The Problem
The Problem — Concurrent Writes to the Same Key#
Two clients write to the same key at the exact same time:
Client 1: put("user:123", "Alice") → goes to Node B, Node C, Node D
Client 2: put("user:123", "Bob") → goes to Node B, Node C, Node D
Both writes get W=2 acks. Both succeed. But the order each node receives them is not guaranteed — network latency is unpredictable. Client 1's request might reach Node B first but reach Node C second.
Node B receives: Alice first, then Bob → stores "Bob"
Node C receives: Bob first, then Alice → stores "Alice"

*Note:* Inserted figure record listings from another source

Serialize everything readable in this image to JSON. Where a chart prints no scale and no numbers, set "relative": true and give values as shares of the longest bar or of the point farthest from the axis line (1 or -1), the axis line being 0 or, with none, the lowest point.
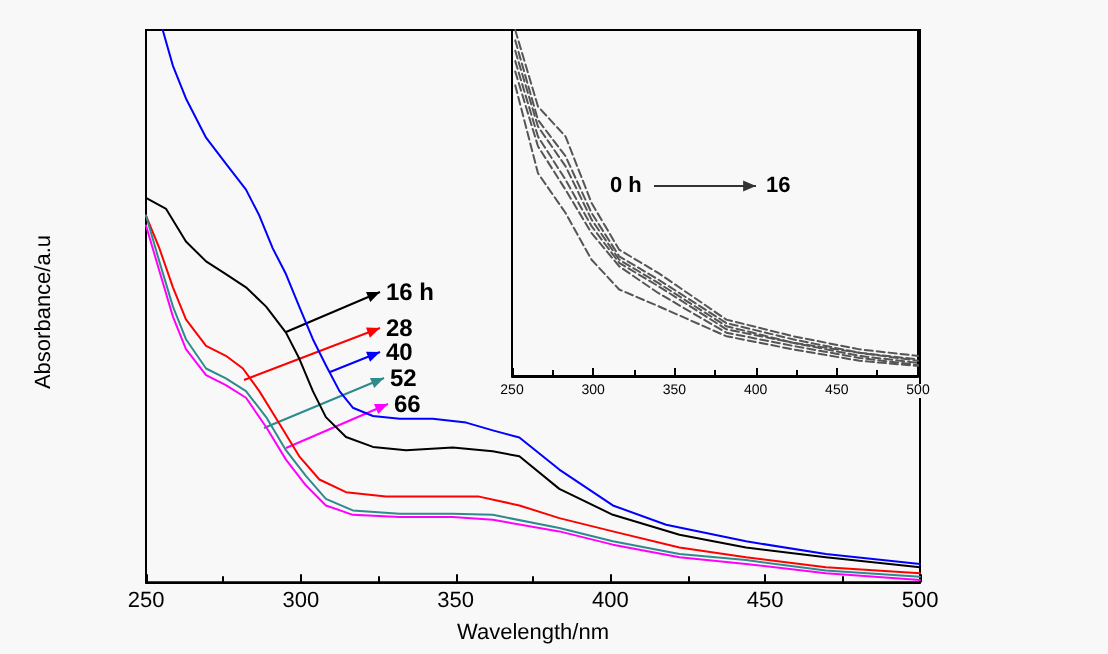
{
  "chart_data": [
    {
      "type": "line",
      "xlabel": "Wavelength/nm",
      "ylabel": "Absorbance/a.u",
      "relative": true,
      "xlim": [
        250,
        500
      ],
      "xticks": [
        250,
        300,
        350,
        400,
        450,
        500
      ],
      "grid": false,
      "legend": "left",
      "marker": "none",
      "line_style": "solid",
      "series": [
        {
          "name": "16 h",
          "color": "#000000",
          "x": [
            250,
            256.5,
            262.9,
            269.4,
            275.8,
            282.3,
            288.8,
            295.2,
            299.5,
            303.9,
            308.1,
            314.6,
            323.3,
            334,
            349.1,
            362,
            370.6,
            383.5,
            400.8,
            422.3,
            443.8,
            469.6,
            500
          ],
          "values": [
            0.696,
            0.676,
            0.617,
            0.581,
            0.558,
            0.534,
            0.499,
            0.452,
            0.405,
            0.346,
            0.299,
            0.263,
            0.245,
            0.239,
            0.244,
            0.237,
            0.228,
            0.169,
            0.122,
            0.086,
            0.063,
            0.045,
            0.027
          ]
        },
        {
          "name": "28",
          "color": "#ff0000",
          "x": [
            250,
            254.3,
            258.7,
            262.9,
            269.4,
            275.8,
            281.3,
            286.6,
            293.1,
            299.5,
            306,
            314.6,
            327.5,
            342.6,
            357.6,
            370.6,
            383.5,
            400.8,
            422.3,
            443.8,
            469.6,
            500
          ],
          "values": [
            0.664,
            0.605,
            0.534,
            0.476,
            0.428,
            0.41,
            0.387,
            0.346,
            0.287,
            0.228,
            0.186,
            0.163,
            0.155,
            0.155,
            0.155,
            0.139,
            0.116,
            0.092,
            0.063,
            0.045,
            0.027,
            0.016
          ]
        },
        {
          "name": "40",
          "color": "#0000ff",
          "x": [
            255.4,
            258.7,
            262.9,
            269.4,
            275.8,
            282.3,
            286.6,
            290.9,
            295.2,
            299.5,
            303.9,
            308.1,
            312.5,
            316.8,
            323.3,
            331.9,
            342.6,
            353.4,
            362,
            370.6,
            383.5,
            400.8,
            418,
            443.8,
            469.6,
            500
          ],
          "values": [
            1,
            0.935,
            0.876,
            0.805,
            0.758,
            0.711,
            0.664,
            0.605,
            0.558,
            0.499,
            0.44,
            0.393,
            0.346,
            0.316,
            0.301,
            0.296,
            0.296,
            0.289,
            0.275,
            0.262,
            0.204,
            0.139,
            0.104,
            0.074,
            0.051,
            0.033
          ]
        },
        {
          "name": "52",
          "color": "#2e8b8b",
          "x": [
            250,
            254.3,
            258.7,
            262.9,
            269.4,
            275.8,
            282.3,
            288.8,
            295.2,
            301.7,
            308.1,
            316.8,
            331.9,
            349.1,
            362,
            383.5,
            400.8,
            422.3,
            443.8,
            469.6,
            500
          ],
          "values": [
            0.664,
            0.581,
            0.499,
            0.44,
            0.387,
            0.369,
            0.346,
            0.299,
            0.239,
            0.192,
            0.151,
            0.13,
            0.124,
            0.124,
            0.122,
            0.098,
            0.074,
            0.051,
            0.04,
            0.021,
            0.01
          ]
        },
        {
          "name": "66",
          "color": "#ff00ff",
          "x": [
            250,
            254.3,
            258.7,
            262.9,
            269.4,
            275.8,
            282.3,
            288.8,
            295.2,
            301.7,
            308.1,
            316.8,
            331.9,
            349.1,
            362,
            383.5,
            400.8,
            422.3,
            443.8,
            469.6,
            500
          ],
          "values": [
            0.646,
            0.564,
            0.481,
            0.422,
            0.375,
            0.357,
            0.334,
            0.281,
            0.222,
            0.175,
            0.139,
            0.122,
            0.118,
            0.118,
            0.113,
            0.092,
            0.068,
            0.045,
            0.033,
            0.016,
            0.004
          ]
        }
      ]
    },
    {
      "type": "line",
      "relative": true,
      "xlim": [
        250,
        500
      ],
      "xticks": [
        250,
        300,
        350,
        400,
        450,
        500
      ],
      "grid": false,
      "marker": "none",
      "line_style": "dashed",
      "annotations": [
        "0 h",
        "16"
      ],
      "series": [
        {
          "color": "#555555",
          "x": [
            252,
            266,
            283,
            299,
            316,
            340,
            382,
            423,
            464,
            500
          ],
          "values": [
            1,
            0.779,
            0.692,
            0.5,
            0.365,
            0.298,
            0.163,
            0.115,
            0.077,
            0.058
          ]
        },
        {
          "color": "#555555",
          "x": [
            252,
            266,
            283,
            299,
            316,
            340,
            382,
            423,
            464,
            500
          ],
          "values": [
            0.97,
            0.74,
            0.635,
            0.471,
            0.346,
            0.279,
            0.153,
            0.106,
            0.067,
            0.048
          ]
        },
        {
          "color": "#555555",
          "x": [
            252,
            266,
            283,
            299,
            316,
            340,
            382,
            423,
            464,
            500
          ],
          "values": [
            0.94,
            0.721,
            0.606,
            0.452,
            0.336,
            0.269,
            0.144,
            0.096,
            0.067,
            0.044
          ]
        },
        {
          "color": "#555555",
          "x": [
            252,
            266,
            283,
            299,
            316,
            340,
            382,
            423,
            464,
            500
          ],
          "values": [
            0.91,
            0.692,
            0.567,
            0.433,
            0.327,
            0.26,
            0.135,
            0.096,
            0.058,
            0.038
          ]
        },
        {
          "color": "#555555",
          "x": [
            252,
            266,
            283,
            299,
            316,
            340,
            382,
            423,
            464,
            500
          ],
          "values": [
            0.88,
            0.664,
            0.538,
            0.413,
            0.317,
            0.24,
            0.125,
            0.087,
            0.052,
            0.032
          ]
        },
        {
          "color": "#555555",
          "x": [
            252,
            266,
            283,
            299,
            316,
            340,
            382,
            423,
            464,
            500
          ],
          "values": [
            0.84,
            0.586,
            0.471,
            0.336,
            0.25,
            0.202,
            0.115,
            0.077,
            0.044,
            0.029
          ]
        }
      ]
    }
  ]
}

Node D receives: Alice first, then Bob → stores "Bob"
Final state:
Node B: "Bob"
Node C: "Alice"
Node D: "Bob"
The replicas disagree. A quorum read (R=2) that hits Node B and Node C gets two different values. We need a deterministic rule that every node agrees on, regardless of network timing — so that no matter which nodes a read hits, the same value wins.
Last Writer Wins (LWW) — The Simple Solution#
Every write carries a timestamp. When two values exist for the same key, the one with the higher timestamp wins. We've been using this throughout the system already — read repair compares timestamps, anti-entropy compares timestamps, compaction keeps the higher timestamp.
Client 1: put("user:123", "Alice", timestamp=1001)
Client 2: put("user:123", "Bob", timestamp=1002)
Node B: has both → keeps "Bob" (1002 > 1001)
Node C: has both → keeps "Bob" (1002 > 1001)
Node D: has both → keeps "Bob" (1002 > 1001)
Every node independently picks the same winner. No coordination needed. Deterministic. This is what Cassandra and DynamoDB use as their default conflict resolution strategy.
The Clock Drift Problem#
LWW relies on timestamps, but who assigns the timestamp? Two options:
- Client assigns it — each client stamps its own write. But clients run on different machines with different clocks.
- Coordinator assigns it — the coordinator node stamps the write when it receives it. But two different coordinators also have different clocks.
Either way, clocks across machines drift. A machine's clock might be milliseconds or even seconds ahead of another. This means LWW doesn't guarantee "the actually-last write wins" — it guarantees "the write with the higher timestamp wins." There's a difference:
Real time: Client 1 writes at 3:00:00.000
Client 2 writes at 3:00:00.001 ← actually later
Client 1's clock: 3:00:00.500 ← clock is 500ms ahead
Client 2's clock: 3:00:00.001 ← clock is accurate
LWW picks Client 1 (timestamp 500 > 001)
→ Client 1 wins even though Client 2 was actually later
→ Client 2's write is silently dropped
The user behind Client 2 thinks their update succeeded — they got W=2 acks. But the value was quietly overwritten by Client 1's stale write because Client 1's clock was ahead. The write is silently lost.
Is Silent Data Loss Acceptable?#
For most KV store use cases, LWW is acceptable. If two clients are writing to the same key at the exact same millisecond, there's no meaningful "correct" ordering — it's a race condition in the application logic. Either value is equally valid. LWW just picks one deterministically.
But there are use cases where losing a concurrent write is not acceptable. Consider a shopping cart on Amazon:
Phone: put("cart:user123", ["shoes"]) timestamp=1001
Laptop: put("cart:user123", ["shirt"]) timestamp=1002
LWW picks ["shirt"] (1002 > 1001)
→ "shoes" is silently dropped
→ User expects both items in cart, but only "shirt" is there
The user didn't intend to overwrite shoes with shirt — they intended to add shirt to the cart. Both writes are valid and should be merged, not overwritten. LWW can't do this — it always picks one winner and discards the other.
This is where the question becomes: should our KV store solve this, or is it the application's problem?